R - Mais il faut une meilleure coopération européenne, et il faut une meilleure coopération internationale. Mais quand je dis meilleure, je ne sous-estime pas tout ce qui a été fait du point de vue européen. Il y a eu énormément de choses qui ont été faites du point de vue européen : on a mis en place un mandat d'arrêt qui permet de transférer les suspects plus rapidement, on a mis en place des équipes communes pour enquêter, on a mis en place Europol ; on peut toujours renforcer, mais c'est une coopération policière qui fonctionne. On a mis en place Eurojust, c'est une coopération judiciaire qui fonctionne. On a créé...

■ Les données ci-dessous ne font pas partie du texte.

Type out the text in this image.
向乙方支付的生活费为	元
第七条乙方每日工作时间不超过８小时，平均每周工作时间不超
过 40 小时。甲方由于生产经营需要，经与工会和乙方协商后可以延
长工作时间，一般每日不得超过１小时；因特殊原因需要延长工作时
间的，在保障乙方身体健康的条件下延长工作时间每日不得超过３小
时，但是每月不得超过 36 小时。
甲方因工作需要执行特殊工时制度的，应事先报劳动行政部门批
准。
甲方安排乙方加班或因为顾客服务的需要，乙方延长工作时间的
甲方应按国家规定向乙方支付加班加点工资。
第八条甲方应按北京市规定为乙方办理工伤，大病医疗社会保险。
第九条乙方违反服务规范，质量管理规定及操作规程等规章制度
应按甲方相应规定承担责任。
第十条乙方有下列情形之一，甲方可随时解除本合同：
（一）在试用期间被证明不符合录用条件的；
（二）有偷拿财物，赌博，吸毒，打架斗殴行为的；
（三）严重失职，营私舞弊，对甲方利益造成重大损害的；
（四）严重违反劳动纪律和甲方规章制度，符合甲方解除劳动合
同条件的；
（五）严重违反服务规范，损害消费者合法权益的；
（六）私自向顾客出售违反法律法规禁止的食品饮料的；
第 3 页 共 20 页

Q - Oui mais apparemment cela ne suffit pas, puisqu'il y a toujours des attentats...
R - ...D'abord, il y a de nombreux attentats qui sont empêchés. On ne parle jamais des attentats qui sont empêchés. Theresa May a parlé à l'instant de cinq attentats qui avaient été empêchés. Bien sûr qu'il faut viser à empêcher l'ensemble des attentats. Mais il y a de très nombreux attentats que nos services de renseignement empêchent...
Et nous avons mis en place aussi, au niveau européen, un fichier, le fichier d'information Schengen, qui permet des contrôles aux frontières, et qui permet qu'on puisse, au moment où on contrôle, aller consulter un fichier. Voilà ce qui a été fait. Bien sûr qu'il faut faire plus encore ! C'est une mobilisation sans faille qu'il faut mettre en oeuvre.

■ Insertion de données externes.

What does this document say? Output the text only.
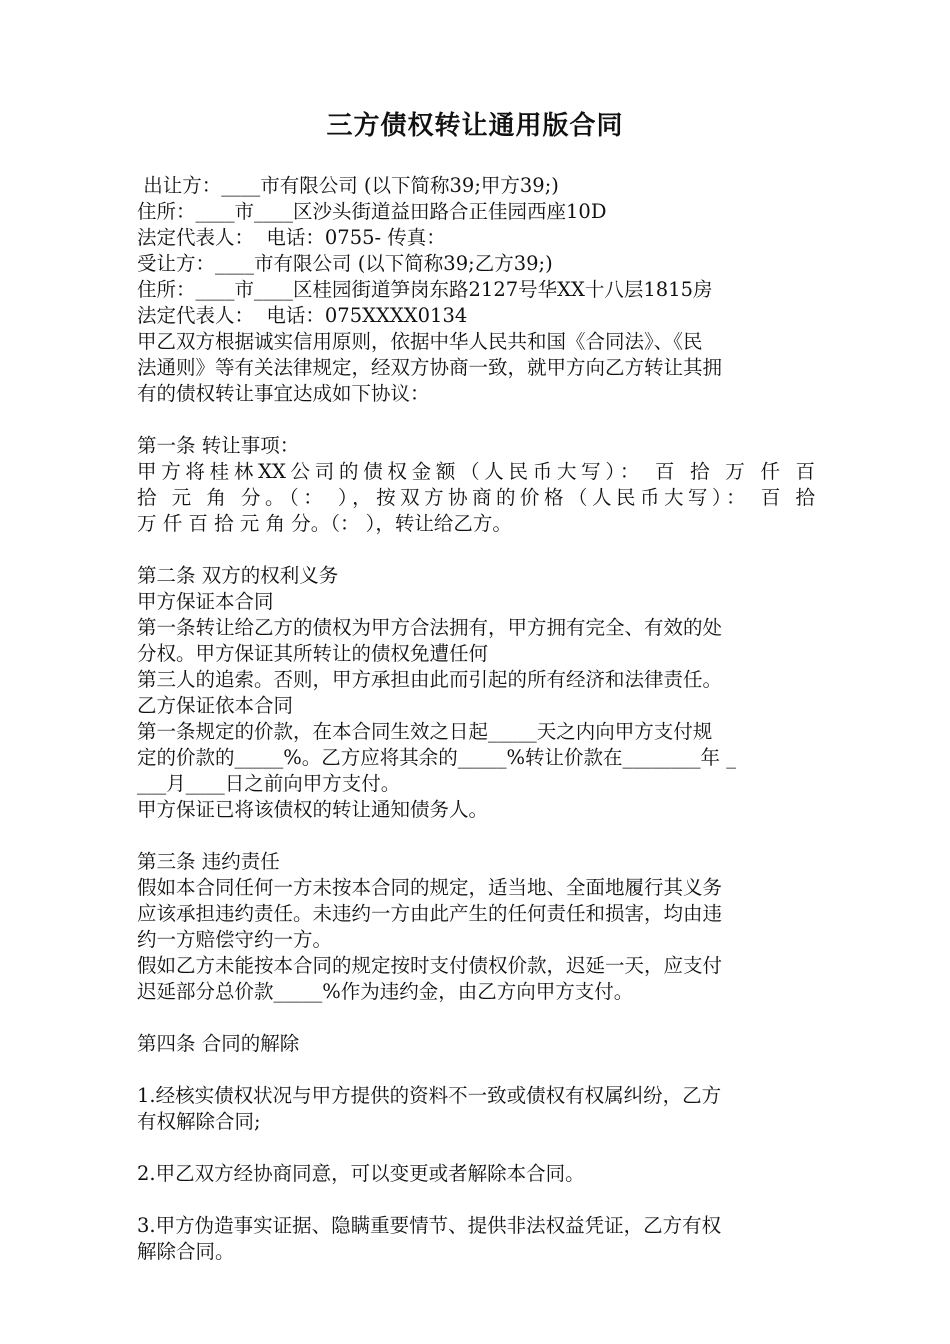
三方债权转让通用版合同
出让方：____市有限公司 (以下简称39;甲方39;)
住所：____市____区沙头街道益田路合正佳园西座10D
法定代表人：  电话：0755- 传真：
受让方：____市有限公司 (以下简称39;乙方39;)
住所：____市____区桂园街道笋岗东路2127号华XX十八层1815房
法定代表人：  电话：075XXXX0134
甲乙双方根据诚实信用原则，依据中华人民共和国《合同法》、《民
法通则》等有关法律规定，经双方协商一致，就甲方向乙方转让其拥
有的债权转让事宜达成如下协议：
第一条 转让事项：
甲方将桂林XX公司的债权金额（人民币大写）： 百 拾 万 仟 百
拾 元 角 分。（： ），按双方协商的价格（人民币大写）： 百 拾
万 仟 百 拾 元 角 分。（： ），转让给乙方。
第二条 双方的权利义务
甲方保证本合同
第一条转让给乙方的债权为甲方合法拥有，甲方拥有完全、有效的处
分权。甲方保证其所转让的债权免遭任何
第三人的追索。否则，甲方承担由此而引起的所有经济和法律责任。
乙方保证依本合同
第一条规定的价款，在本合同生效之日起_____天之内向甲方支付规
定的价款的_____%。乙方应将其余的_____%转让价款在________年 _
___月____日之前向甲方支付。
甲方保证已将该债权的转让通知债务人。
第三条 违约责任
假如本合同任何一方未按本合同的规定，适当地、全面地履行其义务
应该承担违约责任。未违约一方由此产生的任何责任和损害，均由违
约一方赔偿守约一方。
假如乙方未能按本合同的规定按时支付债权价款，迟延一天，应支付
迟延部分总价款_____%作为违约金，由乙方向甲方支付。
第四条 合同的解除
1.经核实债权状况与甲方提供的资料不一致或债权有权属纠纷，乙方
有权解除合同;
2.甲乙双方经协商同意，可以变更或者解除本合同。
3.甲方伪造事实证据、隐瞒重要情节、提供非法权益凭证，乙方有权
解除合同。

Q - ...On voit bien qu'en Syrie par exemple, aujourd'hui on nous dit : il va peut-être y avoir une offensive sur Raqqa - mais on est incapable, la coalition américano-française, de s'entendre en coordination avec les Russes. Est-ce qu'on va y arriver un jour ?
R - Moi, je crois qu'il y a une priorité, la priorité des priorités, si on hiérarchise les choses : c'est de mettre fin à Daech, d'éradiquer ce terrorisme barbare qui sévit là-bas et ici. C'est la première des priorités. Je crois que, pour le faire, la coalition internationale est en place, il y a des objectifs qui sont communs, et je pense que sur le terrain, cela gagne du terrain. Deuxièmement, moi je crois profondément que si nous arrivons pour éradiquer Daech, il faut stabiliser la Syrie, et que donc il faut travailler...
Q - Et le régime syrien ?
R - Il faut stabiliser la Syrie. La déstabilisation de la Syrie, sa déstabilisation totale depuis sept années maintenant, elle nourrit quelque part aussi le terrorisme.
Q - Et donc vous êtes en train de dire qu'il ne faut peut-être pas déstabiliser le régime syrien ?
R - Je suis en train de dire qu'il faut faire les deux à la fois...
Je suis en train de dire que, quand le président Macron a rencontré Vladimir Poutine, ils en ont évidemment parlé. Nous avons des différends sur la Syrie. Nous avons, me semble-t-il, un objectif : l'éradication de Daech. Nous avons des différends, c'est : transition politique, comment, avec Assad. Mais il y a un point sur lequel on peut s'accorder : c'est qu'on a vu que quand il n'y avait plus d'État en Irak, on a vu ce que cela a donné ; on a vu que quand on avait détruit l'État en Libye, on a vu ce que cela a donné.
Q - C'est une inflexion par rapport au précédent quinquennat de François Hollande ? Il n'y a pas deux priorités en même temps, le régime syrien et les islamistes ?
R - J'ai toujours pensé qu'il ne fallait pas mettre à terre les États, quand on essayait de sortir d'un processus de déstabilisation d'un pays. Après, il faut se mettre d'accord. Il y aura besoin d'une transition politique. Assad a commis, pour son peuple et au coeur de son peuple, des abominations, qui ont nourri aussi le terrorisme. Mais je crois que de dire, un, il faut éradiquer Daech, et ça peut être un objectif commun ; deuxièmement, oui, il faut préserver un État. Et c'est ce que le président Macron a dit, tout en disant : il y a des lignes rouges. Les lignes rouges, c'est par exemple...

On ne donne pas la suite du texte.